18. İnsansı Robotlar – Metropolis (1927)
Sinema tarihinin ilk bilimkurgu filmlerinden biri olan Metropolis’te, insana benzeyen bir robot vardı: Maria. Bugün Hanson Robotics’in Sophia’sı, insana hem fiziksel hem davranışsal olarak oldukça yakın.
19. Yüzen Reklam Panoları ve Drone Tabelalar – Blade Runner (1982)
Los Angeles’ın karanlık gökyüzünde uçan dev holografik reklamlar bilimkurgunun ikonik imgelerinden biridir. Bugün Asya metropollerinde drone’larla gökyüzüne yazılar yazılıyor, holografik reklamlar test ediliyor.
20. Yüz Tanıma ile Kapı Açma – Gattaca (1997)
Filmde biyometrik bilgiler kişisel kimliğin temeli olur. Bugün yüz tanıma, parmak izi ya da retina taramasıyla kapılar açılabiliyor, telefonlar kilitlenebiliyor.

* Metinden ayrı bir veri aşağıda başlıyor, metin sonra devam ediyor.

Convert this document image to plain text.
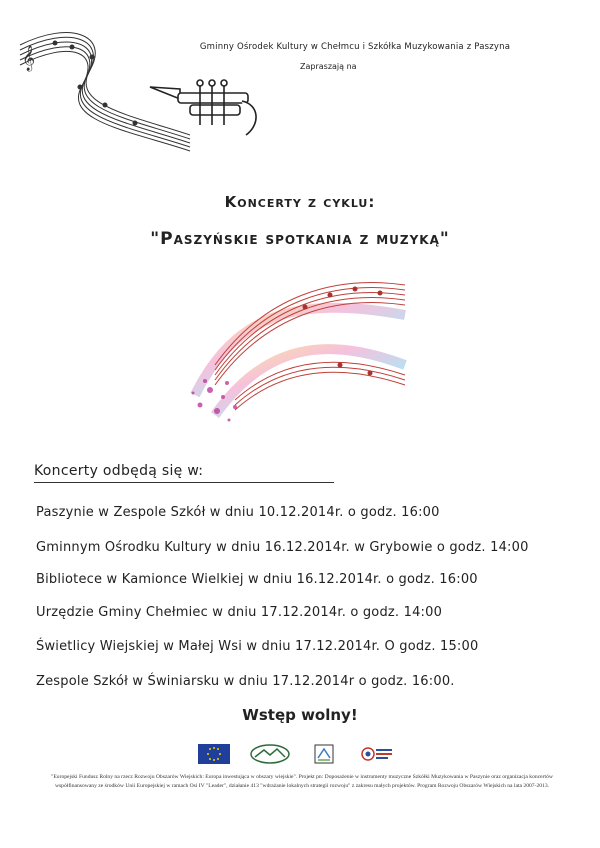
𝄞	Gminny Ośrodek Kultury w Chełmcu i Szkółka Muzykowania z Paszyna
Zapraszają na
Koncerty z cyklu:
"Paszyńskie spotkania z muzyką"
Koncerty odbędą się w:
Paszynie w Zespole Szkół w dniu 10.12.2014r. o godz. 16:00
Gminnym Ośrodku Kultury w dniu 16.12.2014r. w Grybowie o godz. 14:00
Bibliotece w Kamionce Wielkiej w dniu 16.12.2014r. o godz. 16:00
Urzędzie Gminy Chełmiec w dniu 17.12.2014r. o godz. 14:00
Świetlicy Wiejskiej w Małej Wsi w dniu 17.12.2014r. O godz. 15:00
Zespole Szkół w Świniarsku w dniu 17.12.2014r o godz. 16:00.
Wstęp wolny!
"Europejski Fundusz Rolny na rzecz Rozwoju Obszarów Wiejskich: Europa inwestująca w obszary wiejskie". Projekt pn: Doposażenie w instrumenty muzyczne Szkółki Muzykowania w Paszynie oraz organizacja koncertów współfinansowany ze środków Unii Europejskiej w ramach Osi IV "Leader", działanie 413 "wdrażanie lokalnych strategii rozwoju" z zakresu małych projektów. Program Rozwoju Obszarów Wiejskich na lata 2007-2013.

Bu örnekler, bilimkurgu eserlerinin sadece birer eğlence aracı değil, aynı zamanda teknolojik hayal gücünün tohumları olduğunu açıkça ortaya koyuyor. Önümüzdeki on yıllarda şu an bize imkânsız görünen birçok bilimkurgu öğesinin de günlük hayatımıza dahil olacağına hiç şüphem yok.
Sonuç: Hayal Kurmak, Geleceği İnşa Etmektir
Bugün bir bilimkurgu romanında okuduğumuz ya da bir dizide izlediğimiz “uçuk” fikir, yarının gerçekliği olabilir. İnsan beyni önce hayal eder, sonra mühendislik bunu maddi dünyaya taşır. Belki zaman yolculuğu hâlâ uzak bir ihtimal, belki ışınlanma şimdilik fizik kitaplarında, ama artık hiçbir fikir “imkânsız” etiketini hak etmiyor.
Bilimkurgu, yalnızca gelecekten haber vermekle kalmaz; aynı zamanda onu şekillendirir. Hayal edebildiğimiz sürece, yapabileceğimizin sınırı yok. Çünkü bazen bir kitap sayfasında doğan bir fikir, dünyayı değiştirecek bir icada dönüşebilir.